- Genre: Game show
- Created by: Ellen Levy
- Directed by: Rob Fiedler
- Presented by: Hal Sparks
- Narrated by: Ed MacKay
- Theme music composer: Andrew Dimitroff
- Country of origin: United States
- No. of episodes: 13

Production
- Executive producers: Haim Saban Robert Unkel Peter R. Berlin Rob Fiedler
- Producer: Peter R. Berlin
- Production locations: Chris Craft TV Los Angeles, CA
- Running time: 30 minutes
- Production companies: Saban Productions, Inc. Feidler-Berlin Productions, Inc. OKT Inc.

Original release
- Network: Syndicated (weekly)
- Release: June 11 – September 3, 1988

= Treasure Mall =

Treasure Mall is a kids game show which aired in weekly syndication from June 11 to September 3, 1988. Hal Sparks was the host, with Ed MacKay announcing.
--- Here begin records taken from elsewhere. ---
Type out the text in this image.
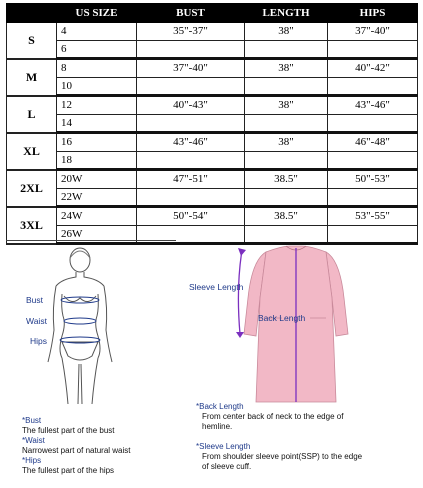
	US SIZE	BUST	LENGTH	HIPS
S	4	35"-37"	38"	37"-40"
	6			
M	8	37"-40"	38"	40"-42"
	10			
L	12	40"-43"	38"	43"-46"
	14			
XL	16	43"-46"	38"	46"-48"
	18			
2XL	20W	47"-51"	38.5"	50"-53"
	22W			
3XL	24W	50"-54"	38.5"	53"-55"
	26W			
Bust
Waist
Hips
*Bust
The fullest part of the bust
*Waist
Narrowest part of natural waist
*Hips
The fullest part of the hips
Sleeve Length
Back Length
*Back Length
From center back of neck to the edge of
hemline.
*Sleeve Length
From shoulder sleeve point(SSP) to the edge
of sleeve cuff.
It was commonly paired with the kids game show Slime Time, also in syndication. The two shows debuted and were cancelled on the same dates. Treasure Mall was considered to be the first ever children's shopping game show.

==Gameplay==
Two teams, each consisting of one boy and one girl, competed. In round 1, teams heard survey questions with three possible answers. (For example: "We asked sixth graders what they would do if they saw a bug on their friend's shoulder. Would they brush it off, tell their friend, or wait and see what happens?") Each teammate locked in what they believed was the most popular answer. A right answer won a point for their team (if both teammates agreed and were correct, they score two points). The first team to reach 5 points or more won the right to enter a store in the Treasure Mall. If there was a tie on 5 or more, the round continued until one team had the lead outright.

Every store in the mall had a theme; Toy Store, Fashion Boutique, etc. The stores were divided into four distinct sections, with 4 coins hidden in each section; each teammate searched two areas, taking alternating turns to do so. One teammate had 25 seconds to search the first section for coins, dropping them into a bucket Sparks was holding. The coins had to go into the bucket for them to count. When time ran out (indicated by a bell), the clock reset to 25 and the other teammate began the next section immediately. After the final buzzer, the coins were counted up. The team won a prize package depending on how well they did; the more coins they collected, the better the package. Two valuable prizes were won if a team managed to find all 16 coins.

Round 2 was played exactly the same way, except that the team won the right to enter a different store. The team who had more coins at the end of this round (or the team who won both rounds) won the game and advanced to the bonus round. If both teams have the same amount of coins, another survey question is played.

===Bonus Round===
In the bonus round, a series of gift boxes sat center stage in front of a large golden treasure chest. Inside the gift boxes were keys, and the team had 30 seconds to go through the boxes and collect as many keys as they could. The keys had to go into the bucket Sparks was holding in order to count.

After time ran out, Sparks tried each key out in the treasure chest. If one of the keys opened the chest, the team won a large prize package. Upon the chest being open, balloons would come out and confetti would be shot. If none of them did, the team still won a $50 gift certificate for each key they found.

===Cancellation===
On September 3, 1988, Treasure Mall was cancelled after four months on the air.